Numerical optimization of non-equilibrium plasma source for surface processing of materials

Abstract

Over the years, non-equilibrium plasma sources have emerged as a promising technology in surface processing of materials. Various strategies have been employed to make significant advancement in the technology. However, the process optimization is found to depend on different factors like power supply frequency, gas species and gas pressure. In order to control material processing outcome, it is necessary to control plasma parameters as per requirement. In the present work, a surface microwave generated non-equilibrium plasma source is proposed for material processing applications. The source comprises of rectangular waveguide system and a quartz tube, whose dimensions are optimized based on the electric field profile obtained within the plasma tube in the presence of the microwave (f = 2.45 GHz). Argon gas is allowed to flow through the discharge tube at a velocity of 10 m/s keeping its pressure at 1 torr.

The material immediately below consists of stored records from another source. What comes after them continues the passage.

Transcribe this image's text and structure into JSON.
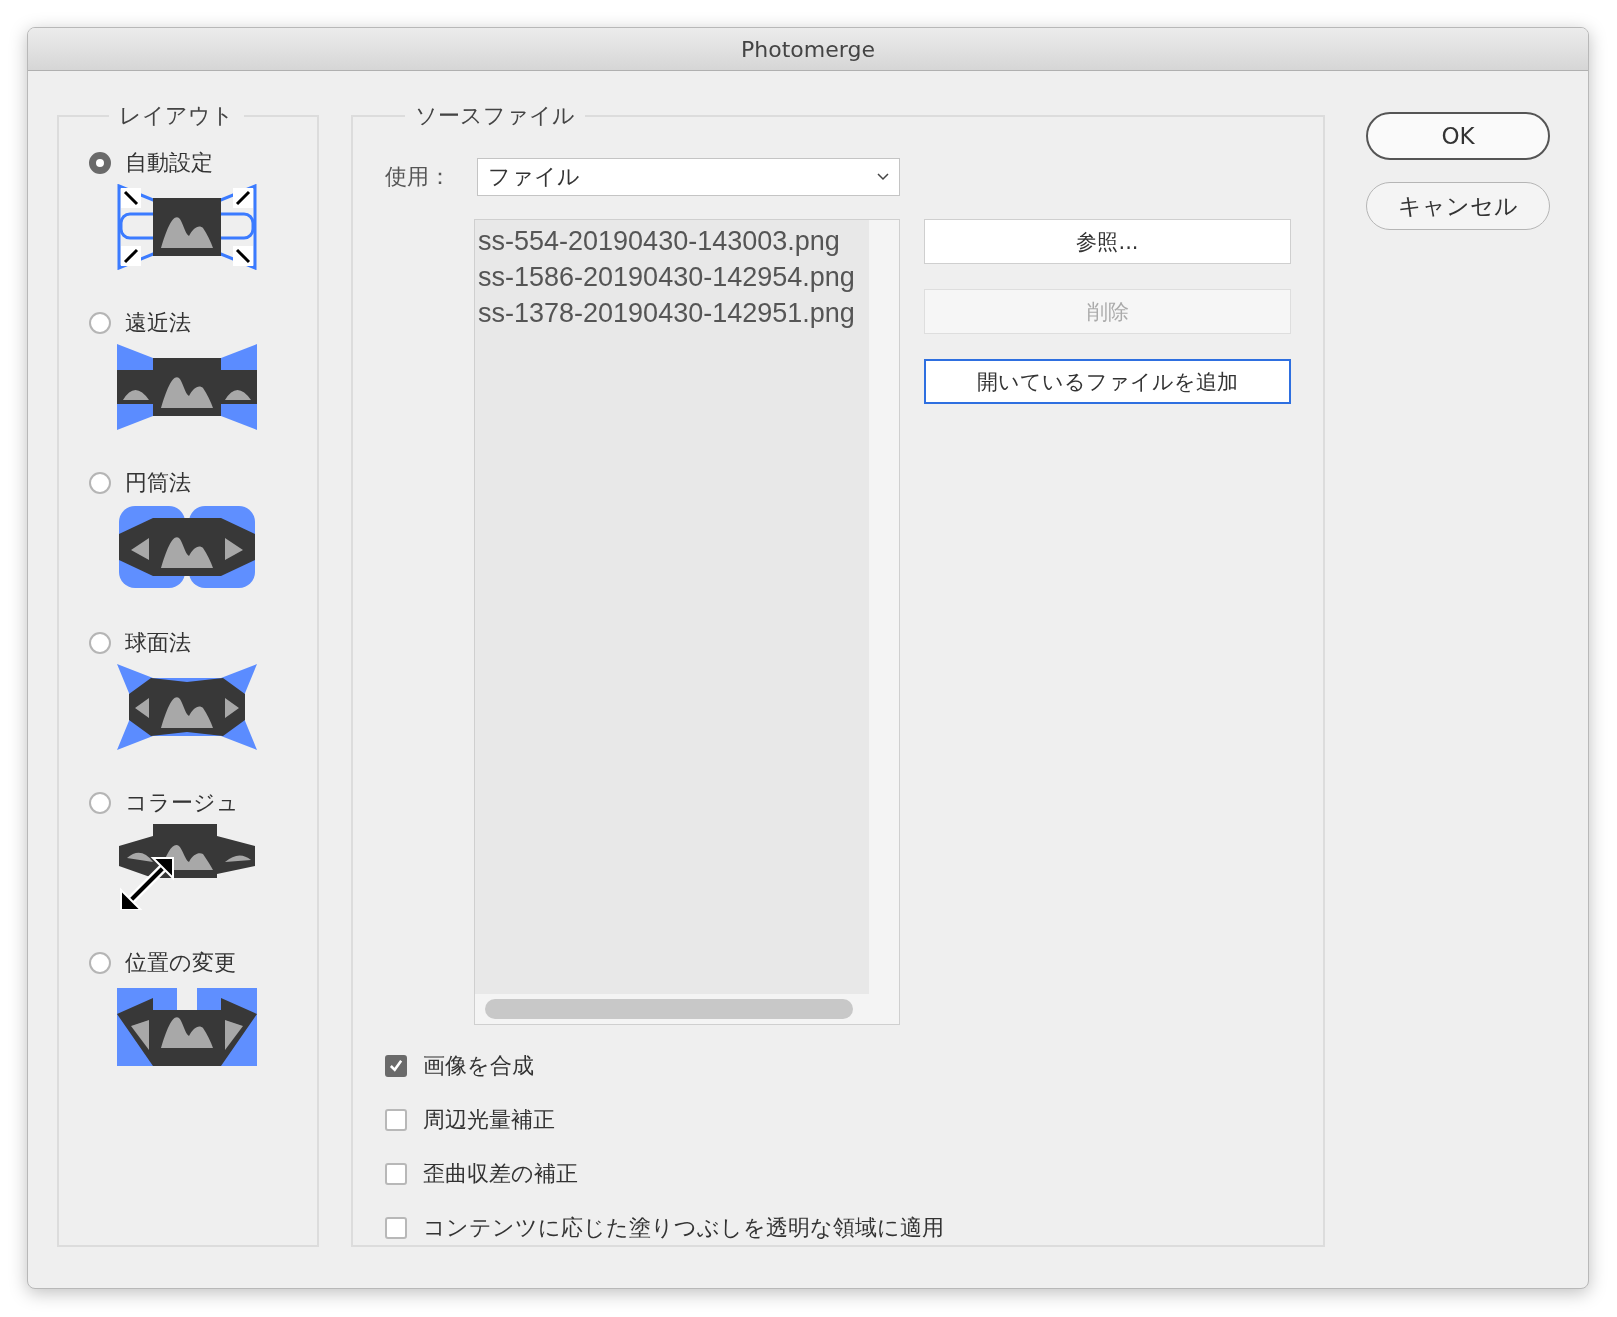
{
  "window": {
    "title": "Photomerge"
  },
  "layout": {
    "legend": "レイアウト",
    "options": [
      {
        "label": "自動設定",
        "selected": true,
        "kind": "auto"
      },
      {
        "label": "遠近法",
        "selected": false,
        "kind": "perspective"
      },
      {
        "label": "円筒法",
        "selected": false,
        "kind": "cylindrical"
      },
      {
        "label": "球面法",
        "selected": false,
        "kind": "spherical"
      },
      {
        "label": "コラージュ",
        "selected": false,
        "kind": "collage"
      },
      {
        "label": "位置の変更",
        "selected": false,
        "kind": "reposition"
      }
    ]
  },
  "source": {
    "legend": "ソースファイル",
    "use_label": "使用：",
    "use_value": "ファイル",
    "files": [
      "ss-554-20190430-143003.png",
      "ss-1586-20190430-142954.png",
      "ss-1378-20190430-142951.png"
    ],
    "buttons": [
      {
        "label": "参照...",
        "disabled": false,
        "focused": false
      },
      {
        "label": "削除",
        "disabled": true,
        "focused": false
      },
      {
        "label": "開いているファイルを追加",
        "disabled": false,
        "focused": true
      }
    ],
    "options": [
      {
        "label": "画像を合成",
        "checked": true
      },
      {
        "label": "周辺光量補正",
        "checked": false
      },
      {
        "label": "歪曲収差の補正",
        "checked": false
      },
      {
        "label": "コンテンツに応じた塗りつぶしを透明な領域に適用",
        "checked": false
      }
    ]
  },
  "actions": [
    {
      "label": "OK",
      "default": true
    },
    {
      "label": "キャンセル",
      "default": false
    }
  ]
}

The microwave electric field within the discharge tube ionizes the argon gas medium resulting into plasma state whose properties are investigated using commercially available COMSOL Multiphysics® software. The inner surface of the discharge tube is then filled with dielectric beads (radius = 2 mm) and the effect of the dielectric constant on the plasma properties are studied. An investigation of ion flux at different positions in the plasma tube suggests that in the absence of dielectric beads, remote contact mode of operation can be preferred while in the presence of dielectric beads, direct contact mode of operation can be implemented. These results are of significance for direct as well as remote mode of surface processing of materials.